A mysterious message was written on the Bitcoin blockchain on Sunday – and the riddle within it has Bitcoiners eager to figure out its meaning in case there is a hidden tease about an exciting new Ordinals art project.
“10,000 sats, side by side,” reads the message in Ordinals inscription 55.365.041. “A single UTXO, untouched inside. Born together, cursed in heart and soul. Built with code, Bitcoin Art.” The message was followed by a series of numbers 391481082118 – 391481092117.
In cryptocurrency, Unspent Transaction Output (UTXO) refers to the amount of that currency, in this case Bitcoin, that remains after a transaction. The unused money is then used for new transactions.
The cryptic message has left many in the Ordinals community perplexed as to its meaning. The wording suggests a potential Ordinals art or profile photo project (PFP), as many NFT projects tend to have 10,000 different unique images/assets, but for now Bitcoiners will have to guess and look for clues before a real reveal happens .
BREAKING: A mysterious message has just been written on an Uncommon Sat, which appears to have ties to an unrevealed 10K collection enrolled 1 hour before the anniversary
Post → https://t.co/LvKQuQsrrG
Older → https://t.co/Sf7vqH5jhf
Kids → https://t.co/BYC78QH0iH pic.twitter.com/SBRYZtiFhW— Ord.io (@ord_io) January 15, 2024
“They haven’t really given us much information about what the collection actually is,” pseudonymous NFT historian and Ordinals collector Leonidas said. Declutter.
Like the message “All work and no play makes Jack a dull boy” from the classic film “The Shining,” the message scrolls repeatedly through the inscription. “Born together, cursed in heart” is a possible reference to the “cursed” parent Ordinal of the inscription. A search on Ordiscan shows that the inscription is linked to another or ‘parent inscription’, -471.460, depicting a tower or obelisk.
While it may sound like the title or a MacGuffin of a horror movie, Cursed Ordinals, also known as Cursed Inscriptions, refers to Ordinals that the Ord indexer originally overlooked, preventing them from appearing in wallets and marketplaces.

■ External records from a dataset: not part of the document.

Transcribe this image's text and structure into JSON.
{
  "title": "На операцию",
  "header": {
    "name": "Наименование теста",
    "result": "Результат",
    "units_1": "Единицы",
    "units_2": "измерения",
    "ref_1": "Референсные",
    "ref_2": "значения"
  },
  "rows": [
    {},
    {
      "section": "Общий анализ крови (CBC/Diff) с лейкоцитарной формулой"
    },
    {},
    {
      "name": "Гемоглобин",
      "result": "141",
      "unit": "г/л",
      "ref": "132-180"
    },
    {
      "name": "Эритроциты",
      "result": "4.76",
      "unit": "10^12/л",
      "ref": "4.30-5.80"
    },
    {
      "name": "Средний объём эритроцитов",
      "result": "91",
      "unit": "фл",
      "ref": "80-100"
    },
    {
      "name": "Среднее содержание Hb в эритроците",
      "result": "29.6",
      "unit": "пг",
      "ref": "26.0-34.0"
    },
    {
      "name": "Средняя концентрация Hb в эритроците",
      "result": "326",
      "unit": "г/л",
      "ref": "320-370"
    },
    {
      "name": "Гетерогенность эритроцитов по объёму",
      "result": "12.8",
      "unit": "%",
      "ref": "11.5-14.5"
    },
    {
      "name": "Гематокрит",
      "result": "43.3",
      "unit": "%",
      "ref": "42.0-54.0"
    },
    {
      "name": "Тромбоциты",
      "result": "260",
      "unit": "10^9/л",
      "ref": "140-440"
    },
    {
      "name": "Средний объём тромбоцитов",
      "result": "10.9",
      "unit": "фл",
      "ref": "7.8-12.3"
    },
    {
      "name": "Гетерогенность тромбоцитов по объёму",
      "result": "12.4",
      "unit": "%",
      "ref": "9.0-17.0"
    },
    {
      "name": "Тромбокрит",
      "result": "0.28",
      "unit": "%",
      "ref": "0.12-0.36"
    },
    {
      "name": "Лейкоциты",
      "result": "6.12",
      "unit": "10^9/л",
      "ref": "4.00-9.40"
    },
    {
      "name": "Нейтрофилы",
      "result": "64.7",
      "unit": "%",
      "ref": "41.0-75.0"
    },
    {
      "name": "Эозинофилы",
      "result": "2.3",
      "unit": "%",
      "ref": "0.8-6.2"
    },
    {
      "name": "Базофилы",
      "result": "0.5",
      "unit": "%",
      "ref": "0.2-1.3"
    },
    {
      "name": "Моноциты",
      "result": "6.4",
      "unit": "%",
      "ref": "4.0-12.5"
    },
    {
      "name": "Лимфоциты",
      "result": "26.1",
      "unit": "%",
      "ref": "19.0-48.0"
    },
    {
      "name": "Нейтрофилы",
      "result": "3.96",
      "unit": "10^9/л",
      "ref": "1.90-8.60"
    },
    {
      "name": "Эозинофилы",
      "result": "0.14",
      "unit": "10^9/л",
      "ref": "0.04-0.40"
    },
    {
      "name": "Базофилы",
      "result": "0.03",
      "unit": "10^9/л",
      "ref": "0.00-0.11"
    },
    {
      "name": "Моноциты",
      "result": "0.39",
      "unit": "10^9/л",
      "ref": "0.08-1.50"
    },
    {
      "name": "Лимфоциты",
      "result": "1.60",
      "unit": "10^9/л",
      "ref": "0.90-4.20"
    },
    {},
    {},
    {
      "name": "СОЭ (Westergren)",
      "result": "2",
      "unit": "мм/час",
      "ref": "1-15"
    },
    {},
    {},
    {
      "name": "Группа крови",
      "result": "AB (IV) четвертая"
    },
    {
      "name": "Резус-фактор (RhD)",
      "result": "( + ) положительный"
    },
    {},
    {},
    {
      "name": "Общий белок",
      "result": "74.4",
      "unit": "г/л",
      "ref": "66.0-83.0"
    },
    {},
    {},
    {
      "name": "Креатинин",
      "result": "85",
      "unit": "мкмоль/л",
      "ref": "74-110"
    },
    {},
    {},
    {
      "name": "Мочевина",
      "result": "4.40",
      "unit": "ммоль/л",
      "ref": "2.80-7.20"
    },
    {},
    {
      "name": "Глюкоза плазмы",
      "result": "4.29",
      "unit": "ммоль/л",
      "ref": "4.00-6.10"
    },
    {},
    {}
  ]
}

Cursed ordinal numbers, like the rook, receive a negative number until resolved.
“The original version of the Ordinals indexer didn’t catch them; the newer versions do,” Leonidas said. “The problem is that when you include the inscription numbers in new versions, the old inscription numbers are rearranged,” he said, explaining that swearing or giving the inscription a negative number was the solution.

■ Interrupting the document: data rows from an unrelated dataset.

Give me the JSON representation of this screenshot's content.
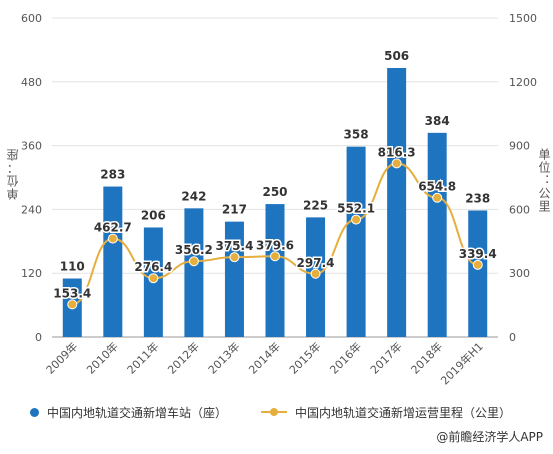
{
  "chart_data": {
    "type": "bar",
    "categories": [
      "2009年",
      "2010年",
      "2011年",
      "2012年",
      "2013年",
      "2014年",
      "2015年",
      "2016年",
      "2017年",
      "2018年",
      "2019年H1"
    ],
    "series": [
      {
        "name": "中国内地轨道交通新增车站（座）",
        "type": "bar",
        "axis": "left",
        "values": [
          110,
          283,
          206,
          242,
          217,
          250,
          225,
          358,
          506,
          384,
          238
        ],
        "labels": [
          "110",
          "283",
          "206",
          "242",
          "217",
          "250",
          "225",
          "358",
          "506",
          "384",
          "238"
        ]
      },
      {
        "name": "中国内地轨道交通新增运营里程（公里）",
        "type": "line",
        "axis": "right",
        "values": [
          153.4,
          462.7,
          276.4,
          356.2,
          375.4,
          379.6,
          297.4,
          552.1,
          816.3,
          654.8,
          339.4
        ],
        "labels": [
          "153.4",
          "462.7",
          "276.4",
          "356.2",
          "375.4",
          "379.6",
          "297.4",
          "552.1",
          "816.3",
          "654.8",
          "339.4"
        ]
      }
    ],
    "y_left": {
      "label": "单位：座",
      "range": [
        0,
        600
      ],
      "ticks": [
        "0",
        "120",
        "240",
        "360",
        "480",
        "600"
      ]
    },
    "y_right": {
      "label": "单位：公里",
      "range": [
        0,
        1500
      ],
      "ticks": [
        "0",
        "300",
        "600",
        "900",
        "1200",
        "1500"
      ]
    },
    "grid": true,
    "legend_position": "bottom",
    "colors": {
      "bar": "#1f74bf",
      "line": "#e6ae3c"
    }
  },
  "source": "@前瞻经济学人APP"
}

The so-called “cursed ordinal number” was linked to another parent inscription, 53,383,387, which showed a white door under a black arch.

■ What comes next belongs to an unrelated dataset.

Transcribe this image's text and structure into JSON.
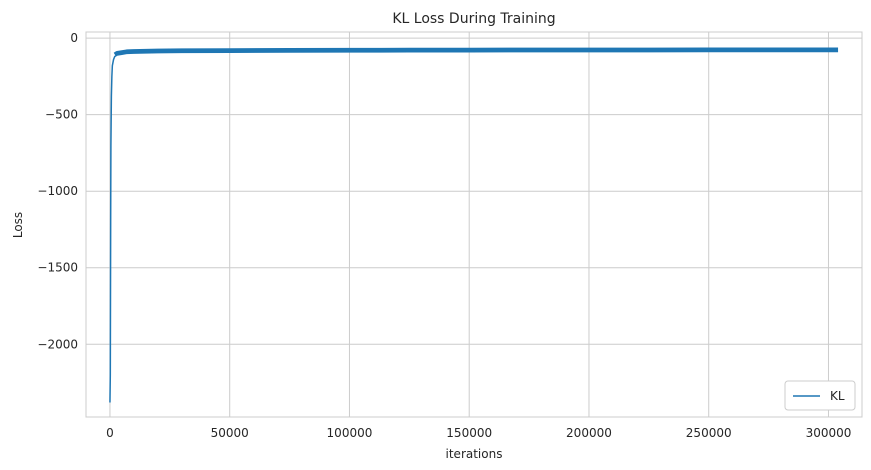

“We just had the Jubilee upgrade a week ago which ‘blessed’ the edge cases that cause cursed inscriptions,” Leonidas said. “So now all new inscriptions made in strange ways are given a normal positive number and are not cursed,” explaining that all previously cursed inscriptions remain “cursed” with negative numbers… forever.
“So the stock of approximately 470,000 cursed inscriptions is now blocked forever,” he said.
Since the launch of the Ordinals protocol last January, more than 55 million entries have been minted on the Bitcoin blockchain, according to a Dune data dashboard.
The cryptic message joins other inscriptions, including a clone of the groundbreaking first-person shooter Doom, and more recently a Super Nintendo Entertainment System (SNES) emulator. Ordinals have also been used to inscribe artworks and PFP collections on-chain, and to create a standard for staking fungible tokens on Bitcoin.
The popularity of the Bitcoin equivalent of the NFTs found on the Ethereum and Solana blockchains has caused fees on the leading blockchain to skyrocket. According to Bitinfocharts, the cost for a single Bitcoin transaction in December was $37.43.